Relief of acid-related dyspepsia: 10 or 20 mg daily for 2 to 4 weeks.
Gastro-oesophageal reflux disease (GORD):
+ The usual dose: 20 mg once daily for 4 weeks, followed by a further 4 to 8 weeks if not fully healed. In refractory oesophagitis, a dose of 40 mg daily may be used.
+ Maintenance therapy after healing of oesophagitis is 20 mg once daily, and for acid reflux is 10 mg daily.
Peptic ulcer disease:
+ A single daily dose of 20 mg, or 40 mg in severe cases. Treatment is continued for 4 weeks for duodenal ulcer and 8 weeks for gastric ulcer. Maintenance therapy: 10 to 20 mg once daily.

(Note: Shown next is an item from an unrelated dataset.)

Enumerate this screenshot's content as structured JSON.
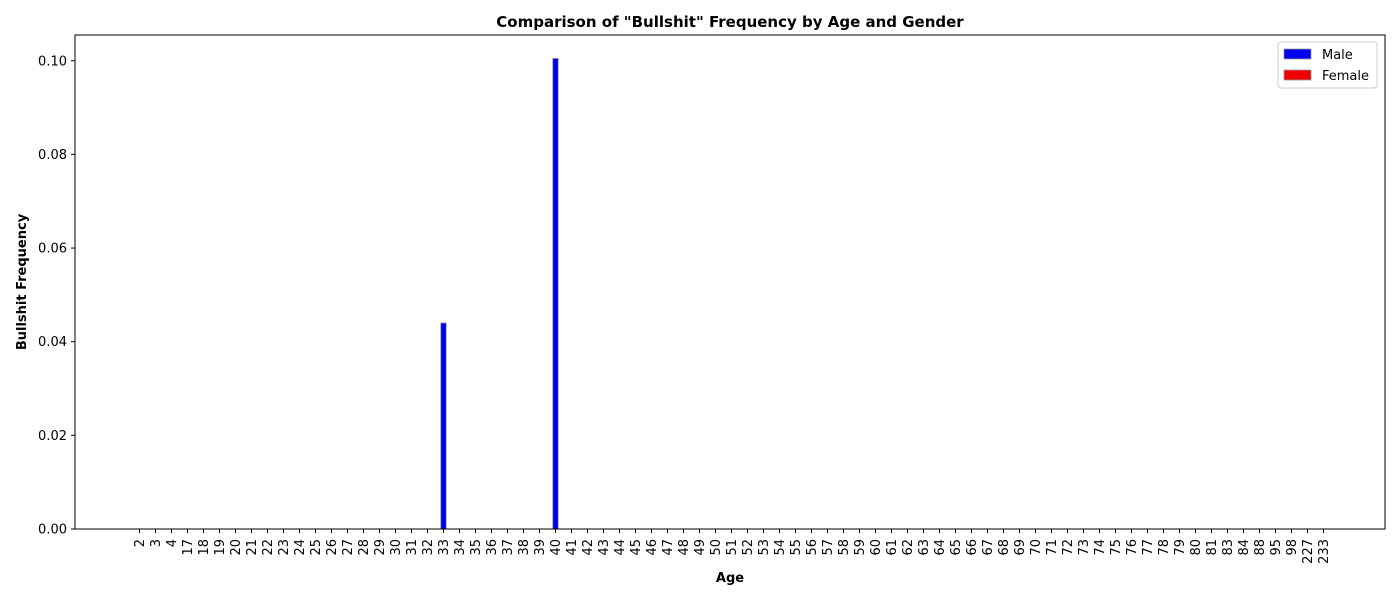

+ For the eradication of H. pylori in peptic ulceration: Omeprazole may be combined with antibacterials in dual or triple therapy. Dual therapy: Omeprazole 20 mg twice daily for two weeks. Triple therapy: Omeprazole 20 mg twice daily for one week.
NSAID-associated ulceration: 20 mg daily;
Zollinger-Ellison syndrome: 60 mg once daily, adjusted as required.
Prophylaxis of acid aspiration during general anaesthesia: 40 mg in the evening before surgery and a further 40 mg two to six hours before the procedure.
Dudencer is administered orally. It should be swallowed whole and not crushed or chewed.